In his CNN interview Sunday, he twice claimed, "I'm a Vietnam veteran." He had previously claimed, "I'm what they call a recon ranger. That was my role." Those are both lies. But Phillips, who enlisted as Nathan Stanard, was a private for a couple years, stationed in Nebraska and California as a refrigerator mechanic. His record indicates he was AWOL in both locations.
But he makes no effort to correct the record in the media echo chamber.
UPI: "laughing and chanting at Vietnam War veteran Nathan Phillips..." Washington Post: "Phillips, an Omaha tribe elder who fought in the Vietnam War..." Slate: "Nathan Phillips, a Vietnam War veteran..." Huffington Post: "Phillips served in the Vietnam War..." TMZ: "A mob of MAGA hat-wearing teenagers swarmed around a Native American Vietnam veteran..." Even a GoFundMe appeal notes: "Native American Vietnam War Veteran Nathan Phillips was mocked and harassed..."
Finally, the student most maligned by the Fake News narrative, Nick Sandmann, has invited Nathan Phillips to meet for a conversation about the incident. But Phillips rejected the boy's offer, saying, "It's not the right time. ... He stole my narrative."
As for the impact that false narrative has had on the kids at Covington and their families, Jim Wilson, who was a chaperone for the DC visit, said, "The schools slogan is, 'A spirit that will not die.' They are embracing that." But the death threats keep coming.
As for the Leftmedia talkingheads, if they wonder why so many Americans dismiss their biased news narratives, they need look no further than this disgraceful, slanderous "news."
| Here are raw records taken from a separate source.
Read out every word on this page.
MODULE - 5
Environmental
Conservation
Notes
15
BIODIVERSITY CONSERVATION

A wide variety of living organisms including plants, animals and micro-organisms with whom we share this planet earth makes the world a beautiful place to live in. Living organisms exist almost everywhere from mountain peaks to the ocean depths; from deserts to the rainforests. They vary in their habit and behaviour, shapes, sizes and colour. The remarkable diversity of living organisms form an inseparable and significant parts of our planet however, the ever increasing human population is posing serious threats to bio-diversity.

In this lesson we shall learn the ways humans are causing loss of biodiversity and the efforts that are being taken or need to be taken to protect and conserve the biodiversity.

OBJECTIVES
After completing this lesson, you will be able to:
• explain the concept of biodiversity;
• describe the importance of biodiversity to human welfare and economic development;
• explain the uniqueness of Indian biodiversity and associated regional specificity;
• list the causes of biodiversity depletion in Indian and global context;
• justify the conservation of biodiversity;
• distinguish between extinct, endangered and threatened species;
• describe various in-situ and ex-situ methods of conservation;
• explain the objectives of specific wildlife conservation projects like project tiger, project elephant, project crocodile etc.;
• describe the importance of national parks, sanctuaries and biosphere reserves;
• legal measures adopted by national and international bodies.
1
Fake news has been around in one form or another since Gutenberg invented the printing press. In 1710, Irish essayist and cleric Jonathan Swift wrote in his work The Examiner, "If a Lie be believ'd only for an Hour, it has done its Work. ... Falsehood flies, and the Truth comes limping after it; so that when Men come to be undeceiv'd, it is too late."
In more contemporary parlance, "A lie can travel halfway around the world while the truth is still putting its boots on." And indeed, this one did.